Here are a few tips experts recommend for managing or reducing your dog’s destructive chewing.
- If you’re dealing with puppy teething, this behavior could go on for about six months or so. Instead of stuffed toys he can rip apart, try giving your pet chewable toys you can freeze, which can help numb teething pain.
- If your older dog is destroying his toys, swap stuffed versions out with puzzle toys filled with healthy treats. You can even include some of your pet’s daily ration of food in the toy.
- When you see your dog ripping into one of his toys, gently remove it from his mouth and give him something he can chew. Don’t forget to praise him as you give him the new item. But don’t give him “people items” like discarded cushions and old shoes. It will only confuse him about what's okay to chew.

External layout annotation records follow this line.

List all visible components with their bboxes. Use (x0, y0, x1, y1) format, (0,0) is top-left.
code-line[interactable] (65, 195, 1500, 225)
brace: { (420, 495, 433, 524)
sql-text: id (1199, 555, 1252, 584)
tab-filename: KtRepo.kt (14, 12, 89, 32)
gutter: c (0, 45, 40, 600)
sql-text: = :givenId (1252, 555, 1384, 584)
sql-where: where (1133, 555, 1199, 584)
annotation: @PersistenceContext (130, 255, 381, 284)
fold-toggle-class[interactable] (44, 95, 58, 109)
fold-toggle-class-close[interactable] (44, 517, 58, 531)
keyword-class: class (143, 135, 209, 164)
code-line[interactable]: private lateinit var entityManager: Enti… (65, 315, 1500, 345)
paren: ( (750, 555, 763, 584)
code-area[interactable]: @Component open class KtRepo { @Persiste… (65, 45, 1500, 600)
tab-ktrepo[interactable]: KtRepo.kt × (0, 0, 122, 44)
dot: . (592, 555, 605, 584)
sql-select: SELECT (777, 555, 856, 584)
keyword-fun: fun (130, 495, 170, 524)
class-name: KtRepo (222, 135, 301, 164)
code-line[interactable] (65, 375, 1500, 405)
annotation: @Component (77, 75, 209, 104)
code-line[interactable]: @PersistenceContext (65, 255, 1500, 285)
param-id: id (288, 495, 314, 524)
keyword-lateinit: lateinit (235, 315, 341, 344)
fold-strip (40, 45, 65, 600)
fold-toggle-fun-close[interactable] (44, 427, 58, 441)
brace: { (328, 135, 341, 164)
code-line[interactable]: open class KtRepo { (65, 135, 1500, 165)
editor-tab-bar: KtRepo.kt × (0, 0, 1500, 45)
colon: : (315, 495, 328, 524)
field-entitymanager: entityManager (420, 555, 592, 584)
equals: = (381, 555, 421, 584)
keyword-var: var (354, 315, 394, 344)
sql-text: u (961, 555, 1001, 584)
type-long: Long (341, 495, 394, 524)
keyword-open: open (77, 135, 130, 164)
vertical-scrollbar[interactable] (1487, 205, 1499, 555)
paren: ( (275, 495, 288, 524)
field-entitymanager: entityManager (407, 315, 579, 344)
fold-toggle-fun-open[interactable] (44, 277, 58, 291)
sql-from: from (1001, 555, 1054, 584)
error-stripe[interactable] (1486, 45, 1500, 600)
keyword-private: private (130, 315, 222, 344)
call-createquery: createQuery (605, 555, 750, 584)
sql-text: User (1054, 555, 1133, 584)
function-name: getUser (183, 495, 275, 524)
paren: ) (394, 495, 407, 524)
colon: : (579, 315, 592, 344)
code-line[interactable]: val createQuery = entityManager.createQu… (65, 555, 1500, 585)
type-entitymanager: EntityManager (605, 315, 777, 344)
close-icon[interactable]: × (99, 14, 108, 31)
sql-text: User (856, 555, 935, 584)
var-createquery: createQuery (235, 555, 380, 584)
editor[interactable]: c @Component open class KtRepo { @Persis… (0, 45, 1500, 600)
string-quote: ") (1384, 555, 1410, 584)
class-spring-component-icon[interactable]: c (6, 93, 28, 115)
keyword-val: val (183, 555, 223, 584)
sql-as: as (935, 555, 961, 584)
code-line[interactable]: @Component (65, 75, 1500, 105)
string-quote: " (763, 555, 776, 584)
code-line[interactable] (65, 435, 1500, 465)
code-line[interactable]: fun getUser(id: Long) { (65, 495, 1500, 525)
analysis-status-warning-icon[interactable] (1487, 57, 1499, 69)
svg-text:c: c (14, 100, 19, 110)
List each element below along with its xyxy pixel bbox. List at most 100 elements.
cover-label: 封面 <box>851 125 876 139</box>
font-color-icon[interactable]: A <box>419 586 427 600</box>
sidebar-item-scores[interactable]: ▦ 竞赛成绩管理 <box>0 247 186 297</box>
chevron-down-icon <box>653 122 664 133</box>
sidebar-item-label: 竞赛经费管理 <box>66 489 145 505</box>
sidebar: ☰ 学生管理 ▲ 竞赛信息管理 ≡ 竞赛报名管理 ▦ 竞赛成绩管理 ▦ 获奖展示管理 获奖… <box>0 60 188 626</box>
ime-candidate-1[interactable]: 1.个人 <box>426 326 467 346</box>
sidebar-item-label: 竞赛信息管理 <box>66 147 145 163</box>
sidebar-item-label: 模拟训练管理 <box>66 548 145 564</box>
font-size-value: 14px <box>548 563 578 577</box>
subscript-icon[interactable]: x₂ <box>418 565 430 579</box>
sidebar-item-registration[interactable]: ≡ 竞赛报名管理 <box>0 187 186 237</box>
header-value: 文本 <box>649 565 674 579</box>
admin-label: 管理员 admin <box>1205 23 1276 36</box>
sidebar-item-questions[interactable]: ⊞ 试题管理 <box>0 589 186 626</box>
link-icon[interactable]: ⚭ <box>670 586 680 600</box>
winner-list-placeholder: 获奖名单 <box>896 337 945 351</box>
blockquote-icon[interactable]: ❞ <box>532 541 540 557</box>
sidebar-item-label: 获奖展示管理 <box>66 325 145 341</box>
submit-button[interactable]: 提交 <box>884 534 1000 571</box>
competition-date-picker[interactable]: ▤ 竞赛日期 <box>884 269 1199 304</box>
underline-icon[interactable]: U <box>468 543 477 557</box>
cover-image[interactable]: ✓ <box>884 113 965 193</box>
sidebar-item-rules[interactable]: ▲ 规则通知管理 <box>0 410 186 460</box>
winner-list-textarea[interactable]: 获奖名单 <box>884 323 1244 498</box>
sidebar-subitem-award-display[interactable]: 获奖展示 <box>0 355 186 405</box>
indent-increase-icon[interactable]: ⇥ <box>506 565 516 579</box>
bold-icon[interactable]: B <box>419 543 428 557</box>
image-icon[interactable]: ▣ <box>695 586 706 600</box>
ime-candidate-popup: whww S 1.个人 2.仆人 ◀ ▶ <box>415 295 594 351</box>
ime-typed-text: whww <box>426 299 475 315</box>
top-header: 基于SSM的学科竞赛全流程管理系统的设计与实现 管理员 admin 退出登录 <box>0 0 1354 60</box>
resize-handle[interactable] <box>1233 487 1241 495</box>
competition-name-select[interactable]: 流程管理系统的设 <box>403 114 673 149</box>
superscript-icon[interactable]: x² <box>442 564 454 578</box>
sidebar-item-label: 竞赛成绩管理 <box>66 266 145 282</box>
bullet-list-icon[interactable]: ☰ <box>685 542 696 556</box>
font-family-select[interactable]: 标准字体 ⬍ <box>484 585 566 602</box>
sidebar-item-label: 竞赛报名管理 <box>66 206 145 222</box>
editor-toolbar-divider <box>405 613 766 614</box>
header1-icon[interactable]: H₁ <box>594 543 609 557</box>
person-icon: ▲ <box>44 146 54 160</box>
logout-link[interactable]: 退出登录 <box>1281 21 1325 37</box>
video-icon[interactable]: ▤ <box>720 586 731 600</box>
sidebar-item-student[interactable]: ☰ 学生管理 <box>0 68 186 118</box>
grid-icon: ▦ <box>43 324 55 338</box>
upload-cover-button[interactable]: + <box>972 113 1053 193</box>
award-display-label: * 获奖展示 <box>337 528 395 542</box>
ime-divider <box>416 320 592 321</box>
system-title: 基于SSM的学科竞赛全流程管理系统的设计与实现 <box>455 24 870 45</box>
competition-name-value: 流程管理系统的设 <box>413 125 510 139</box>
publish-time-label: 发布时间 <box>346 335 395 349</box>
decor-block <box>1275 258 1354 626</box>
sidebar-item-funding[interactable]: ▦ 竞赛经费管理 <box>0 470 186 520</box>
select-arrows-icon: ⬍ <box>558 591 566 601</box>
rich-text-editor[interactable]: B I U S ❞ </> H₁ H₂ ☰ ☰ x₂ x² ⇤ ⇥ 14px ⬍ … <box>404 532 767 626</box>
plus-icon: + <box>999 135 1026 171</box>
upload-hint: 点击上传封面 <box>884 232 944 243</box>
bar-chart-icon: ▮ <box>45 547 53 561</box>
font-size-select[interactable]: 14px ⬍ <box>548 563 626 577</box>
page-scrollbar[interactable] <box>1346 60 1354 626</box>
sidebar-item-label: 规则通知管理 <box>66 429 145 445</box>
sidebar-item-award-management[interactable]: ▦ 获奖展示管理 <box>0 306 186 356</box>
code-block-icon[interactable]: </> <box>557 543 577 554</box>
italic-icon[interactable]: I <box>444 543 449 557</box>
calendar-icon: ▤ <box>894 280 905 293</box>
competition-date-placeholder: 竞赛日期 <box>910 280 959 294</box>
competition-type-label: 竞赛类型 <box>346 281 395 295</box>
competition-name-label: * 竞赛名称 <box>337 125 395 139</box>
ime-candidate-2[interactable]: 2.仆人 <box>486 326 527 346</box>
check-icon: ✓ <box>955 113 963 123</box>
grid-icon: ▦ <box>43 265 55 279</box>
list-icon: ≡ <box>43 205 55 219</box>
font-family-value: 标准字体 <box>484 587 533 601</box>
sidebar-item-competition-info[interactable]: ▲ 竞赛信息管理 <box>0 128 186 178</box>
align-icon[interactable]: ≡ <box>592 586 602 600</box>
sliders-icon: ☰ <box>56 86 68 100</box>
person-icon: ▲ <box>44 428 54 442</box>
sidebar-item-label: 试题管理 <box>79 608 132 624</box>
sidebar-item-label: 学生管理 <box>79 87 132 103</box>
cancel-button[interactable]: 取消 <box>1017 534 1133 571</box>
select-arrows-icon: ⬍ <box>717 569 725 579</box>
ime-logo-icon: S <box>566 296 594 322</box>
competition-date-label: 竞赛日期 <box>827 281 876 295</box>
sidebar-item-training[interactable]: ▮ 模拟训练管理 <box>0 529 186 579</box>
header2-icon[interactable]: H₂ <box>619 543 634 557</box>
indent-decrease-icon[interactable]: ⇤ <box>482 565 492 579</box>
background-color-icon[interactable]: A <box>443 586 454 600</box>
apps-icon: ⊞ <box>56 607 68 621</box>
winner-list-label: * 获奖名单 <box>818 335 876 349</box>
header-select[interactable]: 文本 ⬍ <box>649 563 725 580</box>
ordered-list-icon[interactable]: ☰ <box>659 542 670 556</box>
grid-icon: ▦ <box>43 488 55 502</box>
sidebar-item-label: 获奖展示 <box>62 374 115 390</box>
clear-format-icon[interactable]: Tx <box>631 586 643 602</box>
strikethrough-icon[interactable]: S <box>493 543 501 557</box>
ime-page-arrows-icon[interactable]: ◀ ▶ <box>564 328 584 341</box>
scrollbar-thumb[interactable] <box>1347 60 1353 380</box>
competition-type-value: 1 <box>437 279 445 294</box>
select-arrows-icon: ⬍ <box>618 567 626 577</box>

You might also want to temporarily “dog-proof” your house by putting valuable objects away until you’re confident your pet’s destructive chewing behavior is restricted to appropriate items. Make it easy for your dog to succeed!
Make Playtime Less DestructiveDogs need to learn what’s okay to chew and what’s not, but they need to be taught in a gentle, humane manner. So, is there anything you shouldn’t do to stop your pet from destroying his toys? It’s counterproductive to spank, scold, or punish a dog after the fact, as he can’t connect the punishment with what he did earlier. Muzzling or crating a dog for destructive chewing isn’t recommended either.
Keep in mind that, as they age, many dogs spend less time playing with toys and more time protecting them like a precious family heirloom. If you choose puppy toys wisely, correct and divert your pet when he starts destructive chewing, and give him the mental and physical stimulation he needs, your pet will likely leave his toy-destroying behavior in the past.